When physicians indicate that a child's hearing has been “checked,” it usually means that the child's ear canal and tympanic membrane were examined using otoscopy and/or tympanometry or a behavioral observation was made of a child's response to sound (ie, bell-ringing or hand clapping). Although otoscopy and tympanometry are useful methods for identifying anatomical problems and middle ear disorders, such as otitis media, these methods cannot assess inner ear (cochlear) functioning. Informal behavioral observation of a child's response to sound, although intuitively attractive, is not a reliable method for assessing hearing loss in young children. This is due, in part, to the fact that children with significant hearing loss may have residual hearing that allows them to respond to certain sounds, while not necessarily allowing them to hear all speech sounds clearly. In addition, many naïve screeners, including physicians, unintentionally provide visual cues at the same time as auditory ones. Children may therefore appear to be responding to sound when in reality they are taking their cues from visual prompts. Conversely, children with perfectly normal hearing may not respond to particular sounds simply because they are attending to other stimuli in the environment. These inconsistent responses to auditory prompts also make it unlikely for a child's hearing loss to be identified through parent questionnaires. Finally, referring to a child's newborn hearing screening results, which may have been obtained some months or years previously, cannot be assumed to be an accurate reflection of the child's current hearing status.

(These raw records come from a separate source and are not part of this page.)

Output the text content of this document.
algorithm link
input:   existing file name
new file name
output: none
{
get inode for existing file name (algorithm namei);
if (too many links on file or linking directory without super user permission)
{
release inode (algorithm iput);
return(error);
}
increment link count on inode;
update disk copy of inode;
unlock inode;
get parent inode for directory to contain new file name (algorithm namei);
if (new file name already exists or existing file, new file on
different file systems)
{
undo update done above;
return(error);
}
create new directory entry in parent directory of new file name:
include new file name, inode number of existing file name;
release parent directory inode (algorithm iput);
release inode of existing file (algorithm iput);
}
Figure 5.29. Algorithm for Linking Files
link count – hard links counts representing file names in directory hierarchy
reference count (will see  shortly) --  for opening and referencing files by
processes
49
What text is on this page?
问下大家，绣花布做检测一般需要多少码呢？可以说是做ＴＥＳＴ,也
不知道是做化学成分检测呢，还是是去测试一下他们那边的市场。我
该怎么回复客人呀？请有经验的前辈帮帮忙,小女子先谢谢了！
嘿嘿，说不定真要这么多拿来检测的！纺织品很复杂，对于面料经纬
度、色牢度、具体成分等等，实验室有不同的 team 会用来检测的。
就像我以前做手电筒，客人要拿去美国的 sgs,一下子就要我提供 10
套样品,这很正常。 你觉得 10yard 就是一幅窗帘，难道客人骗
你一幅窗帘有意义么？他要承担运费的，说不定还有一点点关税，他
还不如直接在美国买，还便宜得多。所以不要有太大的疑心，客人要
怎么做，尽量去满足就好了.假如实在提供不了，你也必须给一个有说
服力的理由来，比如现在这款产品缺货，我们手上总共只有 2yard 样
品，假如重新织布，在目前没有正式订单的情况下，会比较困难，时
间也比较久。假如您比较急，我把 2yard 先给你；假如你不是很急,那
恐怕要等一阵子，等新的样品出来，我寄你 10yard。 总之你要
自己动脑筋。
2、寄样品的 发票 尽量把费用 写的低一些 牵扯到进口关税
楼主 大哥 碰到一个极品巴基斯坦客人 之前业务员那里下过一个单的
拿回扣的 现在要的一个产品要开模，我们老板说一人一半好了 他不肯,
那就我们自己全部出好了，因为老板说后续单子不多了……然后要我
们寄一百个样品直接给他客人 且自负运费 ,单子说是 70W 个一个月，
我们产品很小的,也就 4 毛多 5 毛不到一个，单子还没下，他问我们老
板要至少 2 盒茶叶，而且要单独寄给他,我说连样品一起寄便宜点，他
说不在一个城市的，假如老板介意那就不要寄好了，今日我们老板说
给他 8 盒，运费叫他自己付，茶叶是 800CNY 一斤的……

Unfortunately, by the time a child manifests delays in language, cognition, and social skills that trigger a parent or professional to request a full hearing evaluation, the delays are often so severe that a child may never be able to make up for lost language-learning time. The close connection between hearing, language acquisition, literacy, and school readiness demands that as technology improves, so also should the quality of early childhood hearing screening.

Like many head start programs serving children birth-to-three years of age, for years all we had been using were the bells, noise makers, and a parent questionnaire to screen the hearing of children in our program. We knew this was not adequate, but we didn't know what else we could be doing that would be a more objective method. (Julie Quaid, Confederate Tribes of Warm Springs, American Indian Head Start, Warm Springs, Oregon, oral communication, March 13, 2002)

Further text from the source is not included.